Patrícia Coelho, 47, é formada em direito pela PUC, trabalhou no Opportunity e na Voga Capital. É sócia da MLog, grupo de navegação e mineração, fruto da fusão da Asgaard, empresa fundada por ela, e da Manabi - Leo Pinheiro - 28.out.2015/Valor

Desde que ganhou a disputa da CBF, em meados de maio, jornalistas que haviam sido contratados para a nova Placar foram dispensados. A primeira parcela que teria de ser depositada à editora Abril, em maio, não foi paga.

Os planos, diz Patrícia, estão em reestruturação. A empresária afirma que está tentando deixar o negócio de pé, mas tem sofrido com a dificuldade de atrair investidores. "O Brasil está muito difícil, você sabe, né? Estamos tentando."

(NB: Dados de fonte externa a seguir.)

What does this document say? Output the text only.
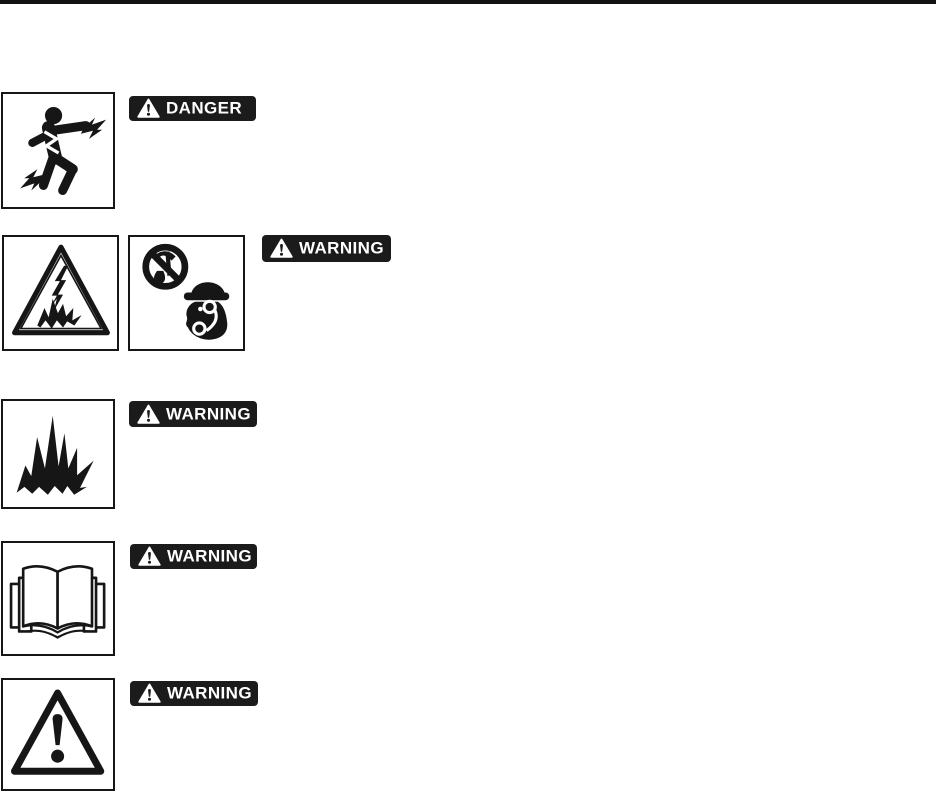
DANGER
WARNING
WARNING
WARNING
WARNING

Sotaque carioca, roupas estampadas e quase uma hora atrasada, a executiva de 47 anos, sócia de um grupo de logística, falou à Folha sobre a compra da Placar no fim de março, às vésperas de assinar com a editora Abril.

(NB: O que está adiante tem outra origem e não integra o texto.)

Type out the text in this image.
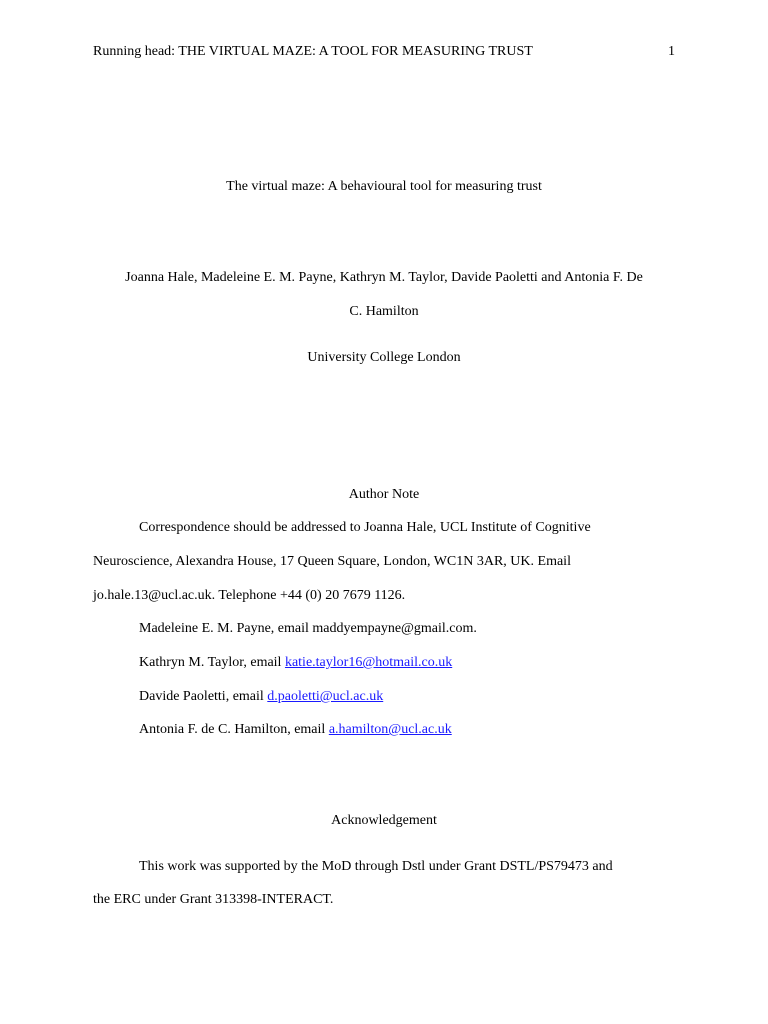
Running head: THE VIRTUAL MAZE: A TOOL FOR MEASURING TRUST	1
The virtual maze: A behavioural tool for measuring trust
Joanna Hale, Madeleine E. M. Payne, Kathryn M. Taylor, Davide Paoletti and Antonia F. De
C. Hamilton
University College London
Author Note
Correspondence should be addressed to Joanna Hale, UCL Institute of Cognitive
Neuroscience, Alexandra House, 17 Queen Square, London, WC1N 3AR, UK. Email
jo.hale.13@ucl.ac.uk. Telephone +44 (0) 20 7679 1126.
Madeleine E. M. Payne, email maddyempayne@gmail.com.
Kathryn M. Taylor, email katie.taylor16@hotmail.co.uk
Davide Paoletti, email d.paoletti@ucl.ac.uk
Antonia F. de C. Hamilton, email a.hamilton@ucl.ac.uk
Acknowledgement
This work was supported by the MoD through Dstl under Grant DSTL/PS79473 and
the ERC under Grant 313398-INTERACT.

Por que uma empresária do ramo de navegação decidiu comprar uma revista de esportes? O questionamento, responde Patrícia, é machista.

"Olha como o mundo é misógino: 'De onde saiu essa coisa de uma mulher fazer navio? De onde saiu essa coisa de uma mulher fazer esportes? Isso é uma pergunta misógina. Você não pergunta para o Abilio Diniz: 'De onde saiu essa sua ideia de fazer um supermercado?'", questiona.

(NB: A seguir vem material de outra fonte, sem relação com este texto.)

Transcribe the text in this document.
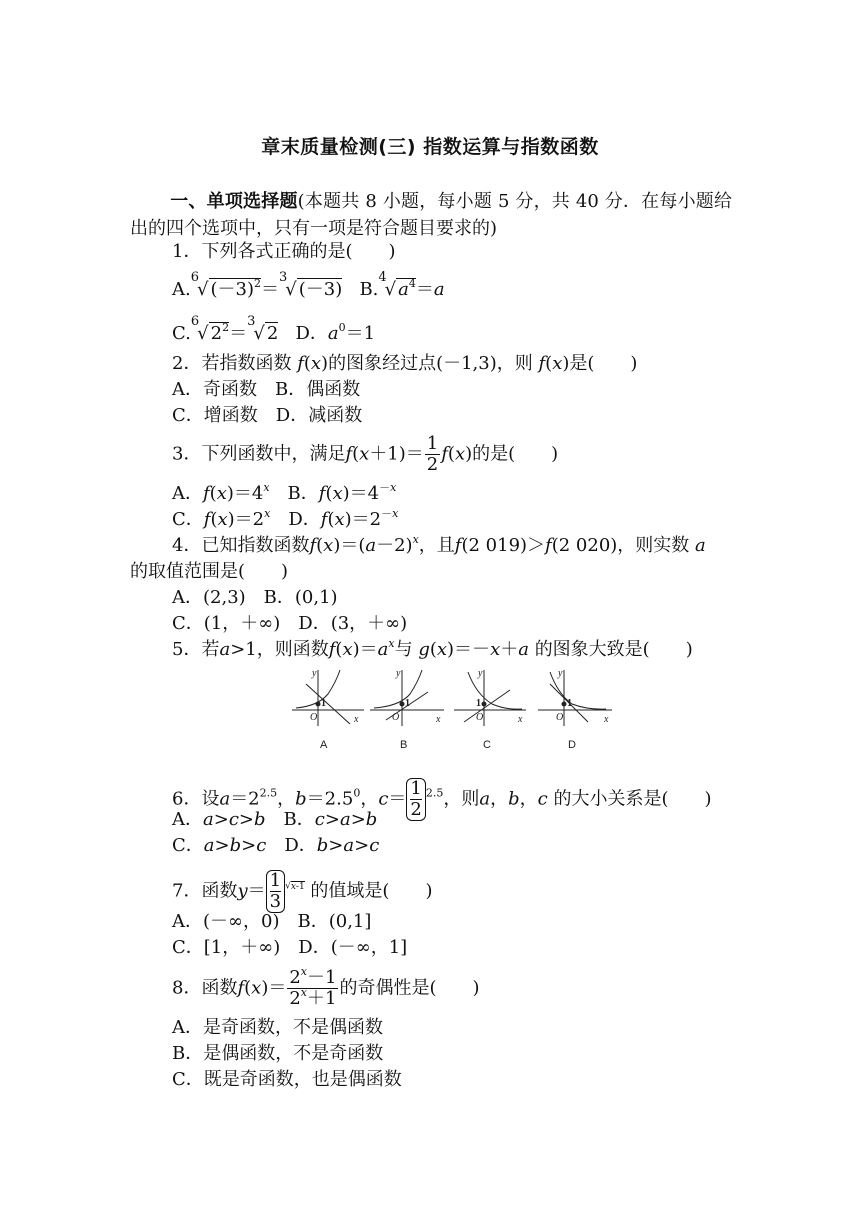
章末质量检测(三) 指数运算与指数函数
一、单项选择题(本题共 8 小题，每小题 5 分，共 40 分．在每小题给出的四个选项中，只有一项是符合题目要求的)
1．下列各式正确的是(　　)
A.$^6$√ $(-3)^2=^3√$ (－3) B.$^4$√ $a^4=a$
C.$^6$√ $2^2=^3√$ 2 D．$a^0=1$
2．若指数函数 f(x)的图象经过点(－1,3)，则 f(x)是(　　)
A．奇函数　B．偶函数
C．增函数　D．减函数
3．下列函数中，满足$f(x+1)= \frac{1}{2} f(x)$的是(　　)
A．$f(x)=4^x$　B．$f(x)=4^{-x}$
C．$f(x)=2^x$　D．$f(x)=2^{-x}$
4．已知指数函数$f(x)=(a-2)^x$，且f(2 019)＞f(2 020)，则实数 a
的取值范围是(　　)
A．(2,3)　B．(0,1)
C．(1，＋∞)　D．(3，＋∞)
5．若a>1，则函数$f(x)=a^x$与 g(x)＝－x＋a 的图象大致是(　　)
y
x
y
x
y
x
y
x
O	O	O	O
1	1	1	1
A	B	C	D
6．设$a=2^{2.5}$，$b=2.5^0$，$c= \frac{1}{2} ^{2.5}$，则a，b，c 的大小关系是(　　)
A．a>c>b　B．c>a>b
C．a>b>c　D．b>a>c
7．函数$y= \frac{1}{3} ^{√x-1}$ 的值域是(　　)
A．(－∞，0)　B．(0,1]
C．[1，＋∞)　D．(－∞，1]
8．函数$f(x)= \frac{2^x-1}{2^x+1}$ 的奇偶性是(　　)
A．是奇函数，不是偶函数
B．是偶函数，不是奇函数
C．既是奇函数，也是偶函数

"Não há fronteiras para mim e para nenhuma mulher desenvolver nenhum tipo de negócio. A gente tem um papel civilizatório de explicar para os meninos que a gente pode fazer o que a gente quiser."

Patrícia é advogada, formada pela PUC. Trabalhou no banco Opportunity, onde conviveu com o banqueiro Daniel Dantas. Em 2012, fundou a empresa de navegação Asgaard, hoje parte do grupo MLog.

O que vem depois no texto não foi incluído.